L’histoire de Reykiavik ne remonte pas très haut. Il y a soixante ans, ce n’était guère qu’un village de pêcheurs. Mais sa situation est bonne ; sa rade, protégée par plusieurs petites îles, passe pour l’une des rades les plus commodes et les plus sûres qui existent, et non loin de là se trouvent des bancs de pêche justement renommés. Peu à peu les négocians danois y établirent leurs factoreries, et la ville acquit chaque année plus d’importance. Aujourd’hui c’est la résidence du gouverneur, de l’évêque, du médecin général du pays, du président du tribunal. On y trouve une bonne école et une bibliothèque de huit mille volumes. À une lieue de là est l’école universitaire de Bessestad ; à peu près à la même distance, l’ancienne imprimerie de Hoolum, transportée à Vidoë. Je ne fais qu’indiquer ceci en passant, j’y reviendrai une autre fois spécialement.

Notre première visite en arrivant ici était due au gouverneur, M. de Krieger, et nous ne saurions trop nous louer de l’accueil qu’il nous fit. Il a voyagé en France et en Italie, il parle français facilement, et il s’est fait notre guide et notre interprète avec une grace charmante.

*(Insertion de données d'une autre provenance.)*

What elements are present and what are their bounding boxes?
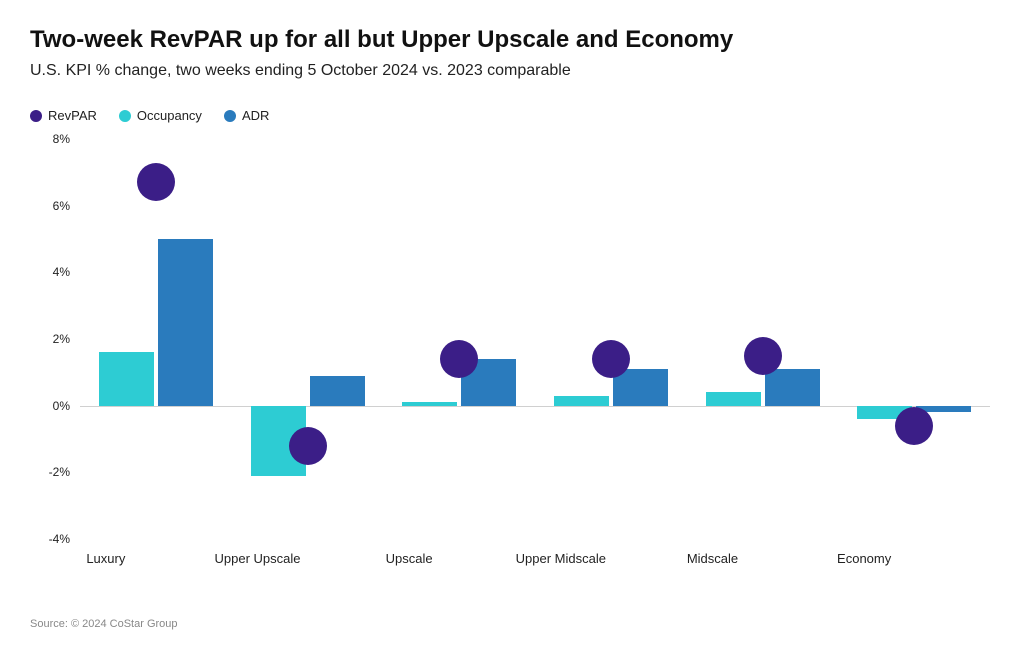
bar-adr [158,239,213,406]
zero-line [80,406,990,407]
xlabel: Upscale [349,551,469,566]
legend-item-adr: ADR [224,108,269,123]
marker-revpar [289,427,327,465]
bar-adr [310,376,365,406]
ytick-2: 2% [30,332,70,346]
plot-area: 8% 6% 4% 2% 0% -2% -4% [80,139,990,539]
marker-revpar [895,407,933,445]
xlabel: Luxury [46,551,166,566]
legend-item-occupancy: Occupancy [119,108,202,123]
legend-dot-occupancy [119,110,131,122]
ytick-8: 8% [30,132,70,146]
ytick-0: 0% [30,399,70,413]
chart-container: Two-week RevPAR up for all but Upper Ups… [0,0,1020,650]
chart-subtitle: U.S. KPI % change, two weeks ending 5 Oc… [30,62,990,80]
bar-occupancy [99,352,154,405]
ytick-6: 6% [30,199,70,213]
bar-occupancy [554,396,609,406]
ytick-m4: -4% [30,532,70,546]
legend-label-revpar: RevPAR [48,108,97,123]
bar-occupancy [706,392,761,405]
chart-area: 8% 6% 4% 2% 0% -2% -4% Luxury Upper Upsca… [30,139,990,579]
xlabel: Upper Upscale [198,551,318,566]
legend-dot-revpar [30,110,42,122]
chart-title: Two-week RevPAR up for all but Upper Ups… [30,26,990,54]
xlabel: Midscale [653,551,773,566]
marker-revpar [137,163,175,201]
ytick-m2: -2% [30,465,70,479]
marker-revpar [440,340,478,378]
legend-label-occupancy: Occupancy [137,108,202,123]
legend-label-adr: ADR [242,108,269,123]
marker-revpar [744,337,782,375]
legend-dot-adr [224,110,236,122]
ytick-4: 4% [30,265,70,279]
bar-occupancy [402,402,457,405]
legend-item-revpar: RevPAR [30,108,97,123]
xlabel: Upper Midscale [501,551,621,566]
xlabel: Economy [804,551,924,566]
marker-revpar [592,340,630,378]
source-text: Source: © 2024 CoStar Group [30,618,178,630]
legend: RevPAR Occupancy ADR [30,108,990,123]
bar-adr [765,369,820,406]
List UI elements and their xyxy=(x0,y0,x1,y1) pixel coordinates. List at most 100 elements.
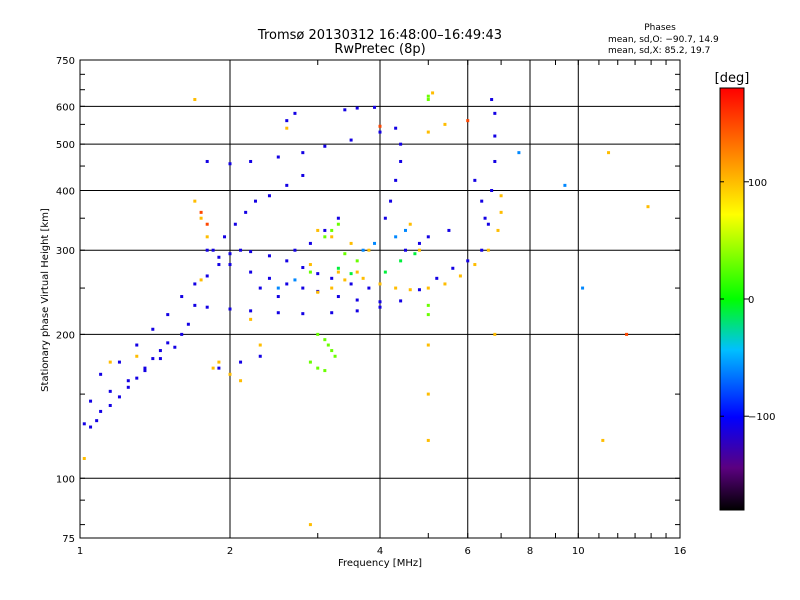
data-point xyxy=(99,372,103,376)
data-point xyxy=(399,299,403,303)
data-point xyxy=(249,270,253,274)
data-point xyxy=(349,138,353,142)
data-point xyxy=(361,248,365,252)
data-point xyxy=(193,199,197,203)
x-tick-label: 8 xyxy=(527,546,533,557)
x-tick-label: 10 xyxy=(572,546,585,557)
data-point xyxy=(378,130,382,134)
data-point xyxy=(99,409,103,413)
data-point xyxy=(211,248,215,252)
x-axis-label: Frequency [MHz] xyxy=(338,558,422,569)
data-point xyxy=(108,389,112,393)
data-point xyxy=(228,162,232,166)
phases-mean-o: mean, sd,O: −90.7, 14.9 xyxy=(608,35,719,45)
data-point xyxy=(316,332,320,336)
data-point xyxy=(285,126,289,130)
data-point xyxy=(378,282,382,286)
data-point xyxy=(490,188,494,192)
data-point xyxy=(166,313,170,317)
y-tick-label: 500 xyxy=(56,140,75,151)
data-point xyxy=(563,183,567,187)
data-point xyxy=(493,134,497,138)
data-point xyxy=(316,290,320,294)
data-point xyxy=(205,274,209,278)
data-point xyxy=(361,276,365,280)
data-point xyxy=(408,222,412,226)
data-point xyxy=(158,349,162,353)
data-point xyxy=(394,286,398,290)
data-point xyxy=(217,366,221,370)
data-point xyxy=(267,194,271,198)
data-point xyxy=(517,151,521,155)
colorbar-tick-label: 100 xyxy=(748,178,767,189)
data-point xyxy=(378,305,382,309)
data-point xyxy=(223,235,227,239)
data-point xyxy=(493,332,497,336)
data-point xyxy=(581,286,585,290)
data-point xyxy=(330,276,334,280)
data-point xyxy=(355,309,359,313)
data-point xyxy=(486,222,490,226)
data-point xyxy=(426,392,430,396)
data-point xyxy=(355,270,359,274)
data-point xyxy=(211,366,215,370)
data-point xyxy=(343,252,347,256)
colorbar-ticks: 100 0 −100 xyxy=(720,178,775,423)
data-point xyxy=(267,276,271,280)
data-point xyxy=(82,422,86,426)
data-point xyxy=(473,263,477,267)
data-point xyxy=(458,274,462,278)
data-point xyxy=(373,241,377,245)
data-point xyxy=(426,235,430,239)
data-point xyxy=(330,349,334,353)
chart-title-line2: RwPretec (8p) xyxy=(334,42,425,57)
data-point xyxy=(493,111,497,115)
data-point xyxy=(399,142,403,146)
data-point xyxy=(108,403,112,407)
data-point xyxy=(258,354,262,358)
data-point xyxy=(205,222,209,226)
data-point xyxy=(399,159,403,163)
data-point xyxy=(285,119,289,123)
data-point xyxy=(330,311,334,315)
data-point xyxy=(301,286,305,290)
data-point xyxy=(426,98,430,102)
data-point xyxy=(135,376,139,380)
data-point xyxy=(367,286,371,290)
data-point xyxy=(383,216,387,220)
data-point xyxy=(293,278,297,282)
data-point xyxy=(276,311,280,315)
data-point xyxy=(276,286,280,290)
data-point xyxy=(394,178,398,182)
data-point xyxy=(323,369,327,373)
data-point xyxy=(301,173,305,177)
data-points xyxy=(82,91,650,527)
data-point xyxy=(426,303,430,307)
data-point xyxy=(646,205,650,209)
data-point xyxy=(417,288,421,292)
data-point xyxy=(349,241,353,245)
data-point xyxy=(349,272,353,276)
data-point xyxy=(228,252,232,256)
data-point xyxy=(193,303,197,307)
data-point xyxy=(355,298,359,302)
data-point xyxy=(330,235,334,239)
data-point xyxy=(355,106,359,110)
data-point xyxy=(323,235,327,239)
data-point xyxy=(426,94,430,98)
data-point xyxy=(316,272,320,276)
data-point xyxy=(336,295,340,299)
data-point xyxy=(293,111,297,115)
data-point xyxy=(316,366,320,370)
data-point xyxy=(199,278,203,282)
data-point xyxy=(336,266,340,270)
data-point xyxy=(336,222,340,226)
data-point xyxy=(373,105,377,109)
y-tick-label: 200 xyxy=(56,330,75,341)
data-point xyxy=(205,235,209,239)
data-point xyxy=(483,216,487,220)
data-point xyxy=(413,252,417,256)
data-point xyxy=(186,322,190,326)
colorbar-label: [deg] xyxy=(715,71,750,86)
y-tick-label: 75 xyxy=(62,534,75,545)
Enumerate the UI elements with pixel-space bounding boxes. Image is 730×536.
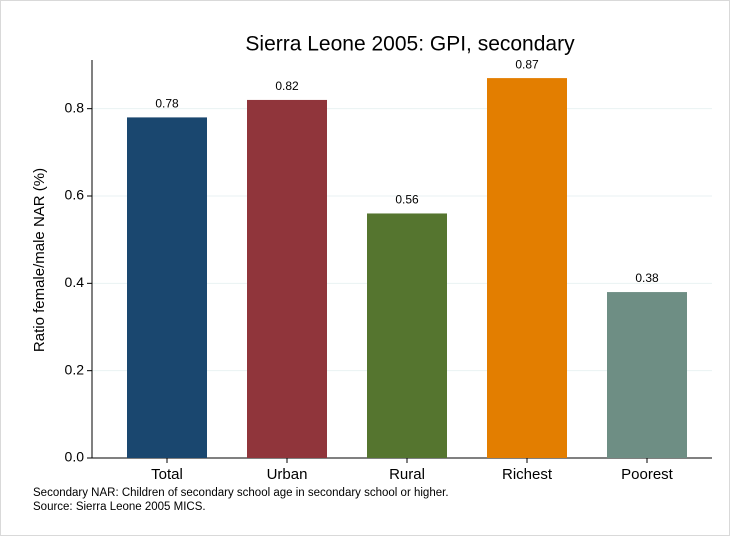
- x-tick-label: Total: [151, 466, 183, 483]
- value-label: 0.38: [635, 271, 659, 285]
- y-tick-label: 0.2: [65, 361, 85, 377]
- x-tick-label: Urban: [267, 466, 308, 483]
- bar: [247, 99, 327, 458]
- y-tick-label: 0.0: [65, 449, 85, 465]
- x-tick-label: Rural: [389, 466, 425, 483]
- y-axis-label: Ratio female/male NAR (%): [31, 168, 48, 352]
- x-tick-label: Richest: [502, 466, 553, 483]
- note: Secondary NAR: Children of secondary sch…: [33, 487, 449, 499]
- chart-title: Sierra Leone 2005: GPI, secondary: [245, 33, 575, 56]
- note: Source: Sierra Leone 2005 MICS.: [33, 501, 206, 513]
- bar: [607, 292, 687, 458]
- y-tick-label: 0.6: [65, 187, 85, 203]
- value-label: 0.56: [395, 193, 419, 207]
- value-label: 0.82: [275, 79, 299, 93]
- bar: [367, 213, 447, 458]
- value-label: 0.87: [515, 57, 539, 71]
- x-tick-label: Poorest: [621, 466, 674, 483]
- bar: [127, 117, 207, 459]
- bar: [487, 78, 567, 458]
- y-tick-label: 0.8: [65, 99, 85, 115]
- y-tick-label: 0.4: [65, 274, 85, 290]
- value-label: 0.78: [155, 97, 179, 111]
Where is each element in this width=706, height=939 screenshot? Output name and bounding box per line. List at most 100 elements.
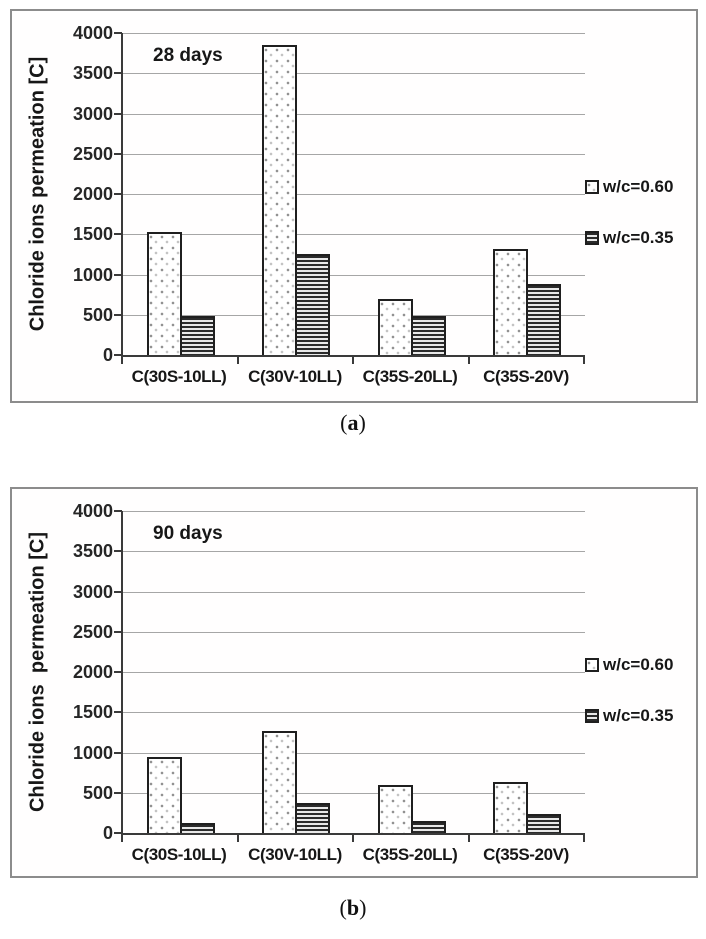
gridline — [123, 753, 585, 754]
y-tick-label: 2000 — [72, 662, 113, 682]
bar-wc035 — [295, 254, 330, 355]
gridline — [123, 114, 585, 115]
y-tick-label: 2500 — [72, 622, 113, 642]
caption-paren: ) — [358, 410, 366, 435]
y-axis-tick — [114, 550, 122, 552]
y-tick-label: 3000 — [72, 582, 113, 602]
legend-label: w/c=0.60 — [603, 177, 674, 196]
gridline — [123, 511, 585, 512]
chart-panel-a: Chloride ions permeation [C] 4000 3500 300… — [10, 9, 698, 403]
gridline — [123, 73, 585, 74]
legend-label: w/c=0.60 — [603, 655, 674, 674]
y-tick-label: 4000 — [72, 501, 113, 521]
y-tick-label: 1500 — [72, 224, 113, 244]
bar-wc060 — [493, 782, 528, 833]
y-axis-tick — [114, 274, 122, 276]
y-axis-tick — [114, 832, 122, 834]
age-annotation: 90 days — [153, 523, 223, 544]
y-tick-label: 500 — [82, 305, 113, 325]
category-label: C(35S-20LL) — [362, 845, 458, 864]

Le lendemain nous allâmes voir avec lui l’évêque, qui habite une jolie maison au bord de la mer. Autrefois il y avait deux évêchés en Islande, l’un à Hoolum, l’autre à Skalholt. Tous deux ont été réunis à Reykiavik en 1797. M. Steingrimr Jonsson, qui occupe aujourd’hui le siége épiscopal, est un homme âgé, fort instruit, autrefois professeur de théologie à l’université de Bessestad, et qui a conservé dans ses nouvelles fonctions les goûts studieux qui l’animaient dans sa carrière de professeur. J’ai trouvé chez lui une belle bibliothèque d’ouvrages étrangers, une riche collection de sagas islandaises, d’éditions rares et de pièces manuscrites ayant rapport à l’histoire du pays.